Currently, the PTC provides renewable power projects with a corporate tax credit of 2.2 cents for each kilowatt-hour of electricity produced over the first ten years of operation. Eligibility for a PTC for renewables other than wind expires at the end of 2013, but the debate has focused on the wind PTC because wind power projects have claimed over two-thirds of total credit value to date.
Besides the environmental benefits of wind power, proponents point to jobs, arguing that allowing the PTC to expire will cause the loss of 37,000 jobs in the wind industry. A recent proposal from the American Wind Energy Association urges a six-year extension of the PTC, phasing it out over time.
Opponents’ objections focus on costs. Senator Lamar Alexander simply says “we can’t afford it.” The estimated fiscal costs of an extension are as high as $60 billion. Others have more nuanced arguments—like Eli Lehrer, President of free-market think tank R Street, who argues that the PTC is a potentially well-intended but ultimately ineffective way to encourage the deployment of wind technology.

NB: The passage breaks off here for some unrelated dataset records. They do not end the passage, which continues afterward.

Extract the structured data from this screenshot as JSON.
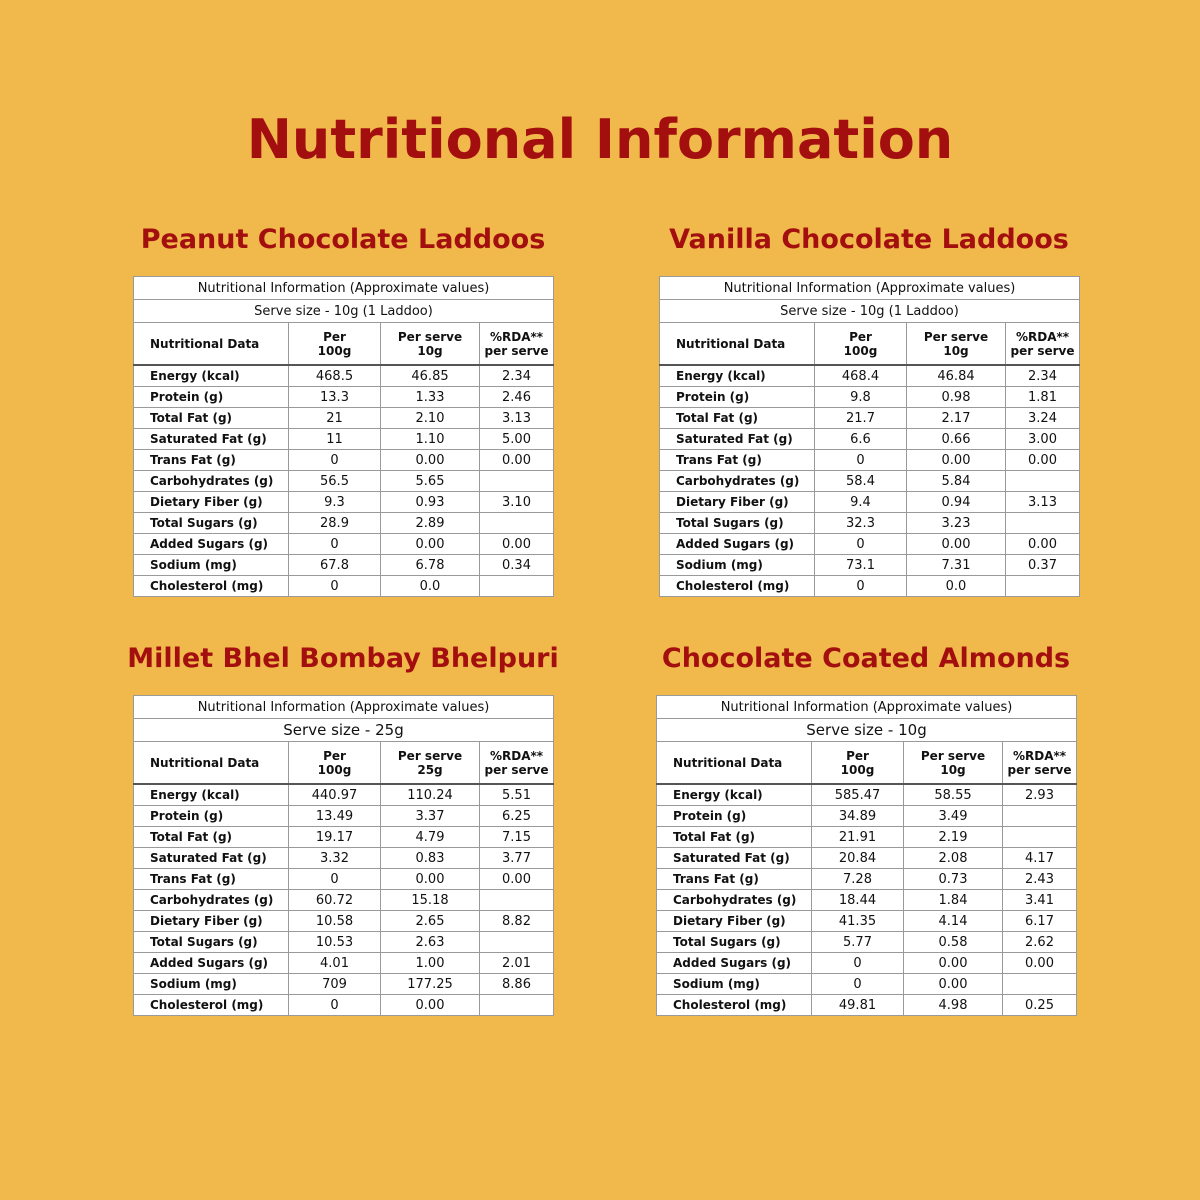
{
  "title": "Nutritional Information",
  "products": [
    {
      "name": "Peanut Chocolate Laddoos",
      "caption": "Nutritional Information (Approximate values)",
      "serve": "Serve size - 10g (1 Laddoo)",
      "headers": [
        "Nutritional Data",
        "Per\n100g",
        "Per serve\n10g",
        "%RDA**\nper serve"
      ],
      "rows": [
        [
          "Energy (kcal)",
          "468.5",
          "46.85",
          "2.34"
        ],
        [
          "Protein (g)",
          "13.3",
          "1.33",
          "2.46"
        ],
        [
          "Total Fat (g)",
          "21",
          "2.10",
          "3.13"
        ],
        [
          "Saturated Fat (g)",
          "11",
          "1.10",
          "5.00"
        ],
        [
          "Trans Fat (g)",
          "0",
          "0.00",
          "0.00"
        ],
        [
          "Carbohydrates (g)",
          "56.5",
          "5.65",
          null
        ],
        [
          "Dietary Fiber (g)",
          "9.3",
          "0.93",
          "3.10"
        ],
        [
          "Total Sugars (g)",
          "28.9",
          "2.89",
          null
        ],
        [
          "Added Sugars (g)",
          "0",
          "0.00",
          "0.00"
        ],
        [
          "Sodium (mg)",
          "67.8",
          "6.78",
          "0.34"
        ],
        [
          "Cholesterol (mg)",
          "0",
          "0.0",
          null
        ]
      ]
    },
    {
      "name": "Vanilla Chocolate Laddoos",
      "caption": "Nutritional Information (Approximate values)",
      "serve": "Serve size - 10g (1 Laddoo)",
      "headers": [
        "Nutritional Data",
        "Per\n100g",
        "Per serve\n10g",
        "%RDA**\nper serve"
      ],
      "rows": [
        [
          "Energy (kcal)",
          "468.4",
          "46.84",
          "2.34"
        ],
        [
          "Protein (g)",
          "9.8",
          "0.98",
          "1.81"
        ],
        [
          "Total Fat (g)",
          "21.7",
          "2.17",
          "3.24"
        ],
        [
          "Saturated Fat (g)",
          "6.6",
          "0.66",
          "3.00"
        ],
        [
          "Trans Fat (g)",
          "0",
          "0.00",
          "0.00"
        ],
        [
          "Carbohydrates (g)",
          "58.4",
          "5.84",
          null
        ],
        [
          "Dietary Fiber (g)",
          "9.4",
          "0.94",
          "3.13"
        ],
        [
          "Total Sugars (g)",
          "32.3",
          "3.23",
          null
        ],
        [
          "Added Sugars (g)",
          "0",
          "0.00",
          "0.00"
        ],
        [
          "Sodium (mg)",
          "73.1",
          "7.31",
          "0.37"
        ],
        [
          "Cholesterol (mg)",
          "0",
          "0.0",
          null
        ]
      ]
    },
    {
      "name": "Millet Bhel Bombay Bhelpuri",
      "caption": "Nutritional Information (Approximate values)",
      "serve": "Serve size - 25g",
      "headers": [
        "Nutritional Data",
        "Per\n100g",
        "Per serve\n25g",
        "%RDA**\nper serve"
      ],
      "rows": [
        [
          "Energy (kcal)",
          "440.97",
          "110.24",
          "5.51"
        ],
        [
          "Protein (g)",
          "13.49",
          "3.37",
          "6.25"
        ],
        [
          "Total Fat (g)",
          "19.17",
          "4.79",
          "7.15"
        ],
        [
          "Saturated Fat (g)",
          "3.32",
          "0.83",
          "3.77"
        ],
        [
          "Trans Fat (g)",
          "0",
          "0.00",
          "0.00"
        ],
        [
          "Carbohydrates (g)",
          "60.72",
          "15.18",
          null
        ],
        [
          "Dietary Fiber (g)",
          "10.58",
          "2.65",
          "8.82"
        ],
        [
          "Total Sugars (g)",
          "10.53",
          "2.63",
          null
        ],
        [
          "Added Sugars (g)",
          "4.01",
          "1.00",
          "2.01"
        ],
        [
          "Sodium (mg)",
          "709",
          "177.25",
          "8.86"
        ],
        [
          "Cholesterol (mg)",
          "0",
          "0.00",
          null
        ]
      ]
    },
    {
      "name": "Chocolate Coated Almonds",
      "caption": "Nutritional Information (Approximate values)",
      "serve": "Serve size - 10g",
      "headers": [
        "Nutritional Data",
        "Per\n100g",
        "Per serve\n10g",
        "%RDA**\nper serve"
      ],
      "rows": [
        [
          "Energy (kcal)",
          "585.47",
          "58.55",
          "2.93"
        ],
        [
          "Protein (g)",
          "34.89",
          "3.49",
          null
        ],
        [
          "Total Fat (g)",
          "21.91",
          "2.19",
          null
        ],
        [
          "Saturated Fat (g)",
          "20.84",
          "2.08",
          "4.17"
        ],
        [
          "Trans Fat (g)",
          "7.28",
          "0.73",
          "2.43"
        ],
        [
          "Carbohydrates (g)",
          "18.44",
          "1.84",
          "3.41"
        ],
        [
          "Dietary Fiber (g)",
          "41.35",
          "4.14",
          "6.17"
        ],
        [
          "Total Sugars (g)",
          "5.77",
          "0.58",
          "2.62"
        ],
        [
          "Added Sugars (g)",
          "0",
          "0.00",
          "0.00"
        ],
        [
          "Sodium (mg)",
          "0",
          "0.00",
          null
        ],
        [
          "Cholesterol (mg)",
          "49.81",
          "4.98",
          "0.25"
        ]
      ]
    }
  ]
}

In a new RFF discussion paper, we ask a question seemingly absent from the debate: is the PTC effective at reducing greenhouse gas emissions?
To answer this question, we construct an investment model of Texas’s electricity grid that accounts for the intermittency of wind and solar energy. Then, we measured the cost of achieving an 8% reduction in greenhouse gas emissions using five renewable electricity policies. We found that the PTC is the least cost-effective policy, achieving greenhouse gas reductions at nearly $67 per ton.

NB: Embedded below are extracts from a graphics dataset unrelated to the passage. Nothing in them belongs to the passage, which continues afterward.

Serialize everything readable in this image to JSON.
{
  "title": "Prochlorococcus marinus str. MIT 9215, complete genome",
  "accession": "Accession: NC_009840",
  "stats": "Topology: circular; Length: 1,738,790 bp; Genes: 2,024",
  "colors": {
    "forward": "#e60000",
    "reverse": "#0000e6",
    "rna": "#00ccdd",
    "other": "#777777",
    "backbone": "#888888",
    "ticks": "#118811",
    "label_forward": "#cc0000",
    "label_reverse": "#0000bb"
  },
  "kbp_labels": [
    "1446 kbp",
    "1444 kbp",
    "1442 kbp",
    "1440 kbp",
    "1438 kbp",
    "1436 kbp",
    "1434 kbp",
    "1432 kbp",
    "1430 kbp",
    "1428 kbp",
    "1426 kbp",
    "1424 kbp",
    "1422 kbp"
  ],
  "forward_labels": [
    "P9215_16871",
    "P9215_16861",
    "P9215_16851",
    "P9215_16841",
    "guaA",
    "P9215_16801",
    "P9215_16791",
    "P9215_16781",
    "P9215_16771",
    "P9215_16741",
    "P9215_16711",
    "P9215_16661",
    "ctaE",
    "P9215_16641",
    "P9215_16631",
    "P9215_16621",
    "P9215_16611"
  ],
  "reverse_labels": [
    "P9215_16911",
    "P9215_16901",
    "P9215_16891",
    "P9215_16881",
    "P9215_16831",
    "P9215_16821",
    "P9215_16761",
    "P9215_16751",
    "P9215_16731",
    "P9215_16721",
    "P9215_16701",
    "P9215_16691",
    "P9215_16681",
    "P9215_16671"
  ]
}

Why does the PTC perform so poorly in our model? It reduces electricity prices by expanding the supply of generation in the electricity grid. This may sound good for electricity consumers, but one of the PTC’s main goals is to reduce greenhouse gas emissions. Lower electricity prices make the policy less effective. That’s because lower electricity prices cause more electricity consumption, increasing the amount of fuel consumed at fossil fuel-fired generators, and offsetting some of the environmental benefits of the PTC.
Fixing this problem is conceptually simple: finance the subsidy from a charge to consumers rather than out of general tax revenue. This prevents electricity prices from falling, and it would be much cheaper to reduce emissions than the current PTC. Of course, even this policy would be far inferior to a significant price on greenhouse gas emissions. Our analysis shows that a PTC achieves emissions reductions at seven times the cost of a price on greenhouse gas emissions, which is similar to numerous other studies demonstrating the advantages of an emissions price.